All that was left was a launch date for the benefit, and a deadline to deal with the backlog of EI claims: April 6. Applications for the CERB launched that day.
“It all came together, but it was through government doing things very differently, through decision-makers assuming a level of risk that was probably unprecedented,” Qualtrough said.
By the end of March, before the emergency benefit kicked in, the government had about 2.2 million EI claims. Now, there are over seven million people, or more than one-third of the Canadian workforce, on the benefit. The government says they have received about $26 billion.
There have been hiccups:
— Duplicate payments for those who applied for EI and then applied as well for the CERB.
— Pregnant women whose EI files have yet to be migrated over to the CERB and receive their first payments
— Single mothers who can’t qualify for help because the drops they’ve seen in child support payments aren’t counted in the income test.
The first has been fixed and the other two will be, the government says, although the antiquated accounting system makes it more difficult.
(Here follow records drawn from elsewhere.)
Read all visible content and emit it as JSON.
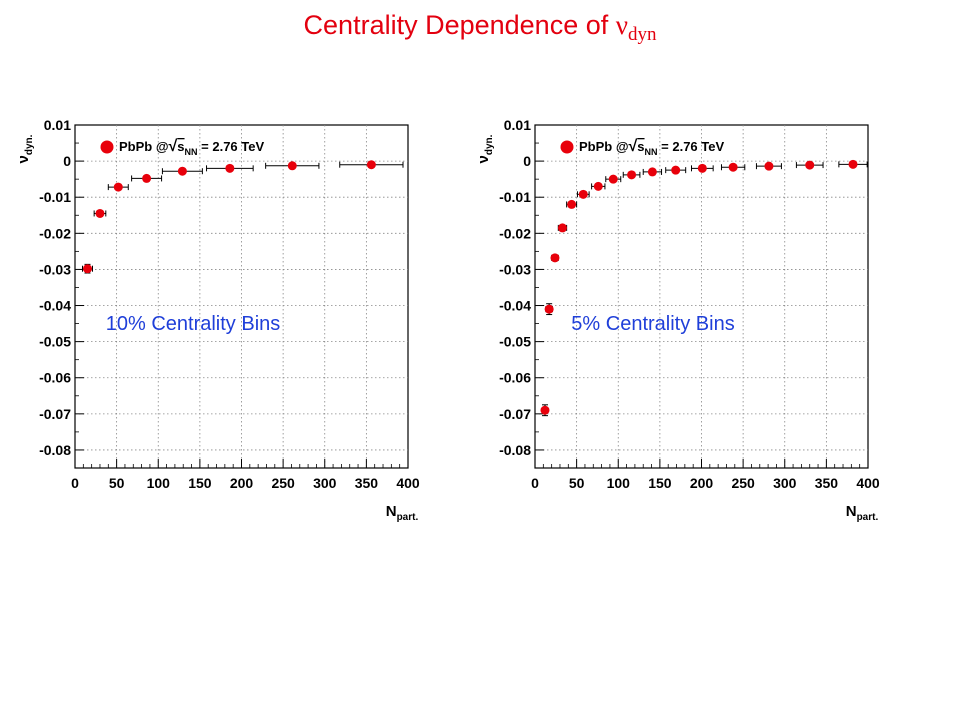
{
  "title": {
    "main": "Centrality Dependence of ",
    "symbol": "ν",
    "sub": "dyn"
  },
  "colors": {
    "title": "#e3000f",
    "marker": "#e8000b",
    "annotation": "#1f3fd9",
    "grid": "#888888"
  },
  "chart_data": [
    {
      "type": "scatter",
      "annotation": "10% Centrality Bins",
      "legend": {
        "placement": "top-left",
        "system": "PbPb @",
        "energy_prefix": "s",
        "energy_sub": "NN",
        "energy_value": " = 2.76 TeV"
      },
      "xlabel": "N",
      "xlabel_sub": "part.",
      "ylabel": "ν",
      "ylabel_sub": "dyn.",
      "xlim": [
        0,
        400
      ],
      "ylim": [
        -0.085,
        0.01
      ],
      "grid": true,
      "xticks": [
        "0",
        "50",
        "100",
        "150",
        "200",
        "250",
        "300",
        "350",
        "400"
      ],
      "yticks": [
        "0.01",
        "0",
        "-0.01",
        "-0.02",
        "-0.03",
        "-0.04",
        "-0.05",
        "-0.06",
        "-0.07",
        "-0.08"
      ],
      "x": [
        15,
        30,
        52,
        86,
        129,
        186,
        261,
        356
      ],
      "y": [
        -0.0298,
        -0.0145,
        -0.0072,
        -0.0048,
        -0.0028,
        -0.002,
        -0.0013,
        -0.001
      ],
      "xerr": [
        6,
        7,
        12,
        18,
        24,
        28,
        32,
        38
      ],
      "yerr": [
        0.0012,
        0.0006,
        0.0006,
        0.0005,
        0.0004,
        0.0004,
        0.0003,
        0.0003
      ]
    },
    {
      "type": "scatter",
      "annotation": "5% Centrality Bins",
      "legend": {
        "placement": "top-left",
        "system": "PbPb @",
        "energy_prefix": "s",
        "energy_sub": "NN",
        "energy_value": " = 2.76 TeV"
      },
      "xlabel": "N",
      "xlabel_sub": "part.",
      "ylabel": "ν",
      "ylabel_sub": "dyn.",
      "xlim": [
        0,
        400
      ],
      "ylim": [
        -0.085,
        0.01
      ],
      "grid": true,
      "xticks": [
        "0",
        "50",
        "100",
        "150",
        "200",
        "250",
        "300",
        "350",
        "400"
      ],
      "yticks": [
        "0.01",
        "0",
        "-0.01",
        "-0.02",
        "-0.03",
        "-0.04",
        "-0.05",
        "-0.06",
        "-0.07",
        "-0.08"
      ],
      "x": [
        12,
        17,
        24,
        33,
        44,
        58,
        76,
        94,
        116,
        141,
        169,
        201,
        238,
        281,
        330,
        382
      ],
      "y": [
        -0.069,
        -0.041,
        -0.0268,
        -0.0185,
        -0.012,
        -0.0092,
        -0.007,
        -0.005,
        -0.0038,
        -0.003,
        -0.0025,
        -0.002,
        -0.0017,
        -0.0014,
        -0.0011,
        -0.0009
      ],
      "xerr": [
        3,
        4,
        4,
        5,
        6,
        7,
        8,
        9,
        10,
        11,
        12,
        13,
        14,
        15,
        16,
        17
      ],
      "yerr": [
        0.0015,
        0.0015,
        0.0008,
        0.0006,
        0.0006,
        0.0005,
        0.0004,
        0.0004,
        0.0003,
        0.0003,
        0.0003,
        0.0003,
        0.0002,
        0.0002,
        0.0002,
        0.0002
      ]
    }
  ]
}
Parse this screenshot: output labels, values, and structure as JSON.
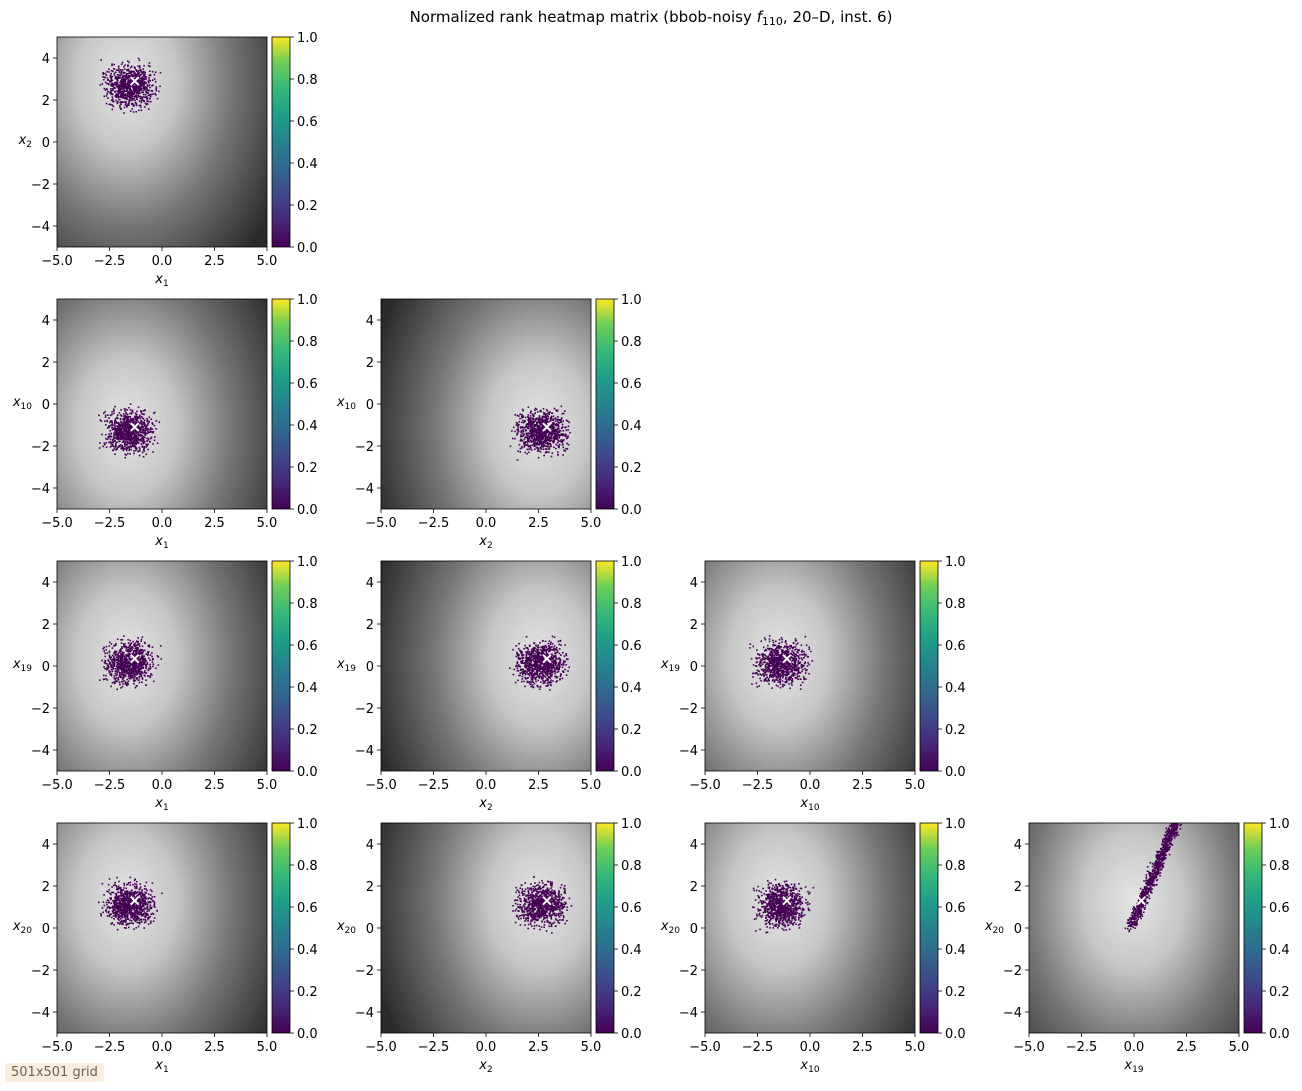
{
  "title": {
    "prefix": "Normalized rank heatmap matrix (bbob-noisy ",
    "fn": "f",
    "fn_sub": "110",
    "suffix": ", 20–D, inst. 6)"
  },
  "grid_label": "501x501 grid",
  "chart_data": {
    "type": "heatmap",
    "variables": [
      "x1",
      "x2",
      "x10",
      "x19",
      "x20"
    ],
    "axis_labels": {
      "x1": {
        "base": "x",
        "sub": "1"
      },
      "x2": {
        "base": "x",
        "sub": "2"
      },
      "x10": {
        "base": "x",
        "sub": "10"
      },
      "x19": {
        "base": "x",
        "sub": "19"
      },
      "x20": {
        "base": "x",
        "sub": "20"
      }
    },
    "xlim": [
      -5,
      5
    ],
    "ylim": [
      -5,
      5
    ],
    "x_ticks": [
      "−5.0",
      "−2.5",
      "0.0",
      "2.5",
      "5.0"
    ],
    "y_ticks": [
      "−4",
      "−2",
      "0",
      "2",
      "4"
    ],
    "y_tick_values": [
      -4,
      -2,
      0,
      2,
      4
    ],
    "x_tick_values": [
      -5,
      -2.5,
      0,
      2.5,
      5
    ],
    "colorbar": {
      "colormap": "viridis",
      "range": [
        0,
        1
      ],
      "ticks": [
        "0.0",
        "0.2",
        "0.4",
        "0.6",
        "0.8",
        "1.0"
      ],
      "tick_values": [
        0,
        0.2,
        0.4,
        0.6,
        0.8,
        1.0
      ]
    },
    "optimum": {
      "x1": -1.3,
      "x2": 2.9,
      "x10": -1.1,
      "x19": 0.35,
      "x20": 1.3
    },
    "panels": [
      {
        "x": "x1",
        "y": "x2"
      },
      {
        "x": "x1",
        "y": "x10"
      },
      {
        "x": "x2",
        "y": "x10"
      },
      {
        "x": "x1",
        "y": "x19"
      },
      {
        "x": "x2",
        "y": "x19"
      },
      {
        "x": "x10",
        "y": "x19"
      },
      {
        "x": "x1",
        "y": "x20"
      },
      {
        "x": "x2",
        "y": "x20"
      },
      {
        "x": "x10",
        "y": "x20"
      },
      {
        "x": "x19",
        "y": "x20"
      }
    ]
  }
}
There are also hours-long wait times to get through to a special CERB call centre that was set up in nine days, including training 1,500 volunteers from ESDC to man the phones.
“Our officials are doing everything that they can . . . to make sure we are serving Canadians promptly,” Social Development Minister Ahmed Hussen, who is in charge of Service Canada call centres, told a Commons committee Thursday, “but we’re dealing in a context of really unprecedented demand in terms of people calling in.”
Qualtrough said the government is now watching how the $35-billion CERB interacts with a separate $73-billion wage-subsidy program, which funnels money through employers to help keep people on payrolls.
Even though officials considered the interplay between the two programs, Qualtrough said policy details are still being worked out, such as how a worker transitions between programs, and avoiding duplicate payments.
“We knew that these things had to work together. We’re not retroactively saying, ‘Oh crap, we’ve got to make sure these things work together,”’ Qualtrough said.
“So right now we’re dealing with the reality of who is not captured, will they be captured elsewhere, who do we still need to capture … and who applies for what.”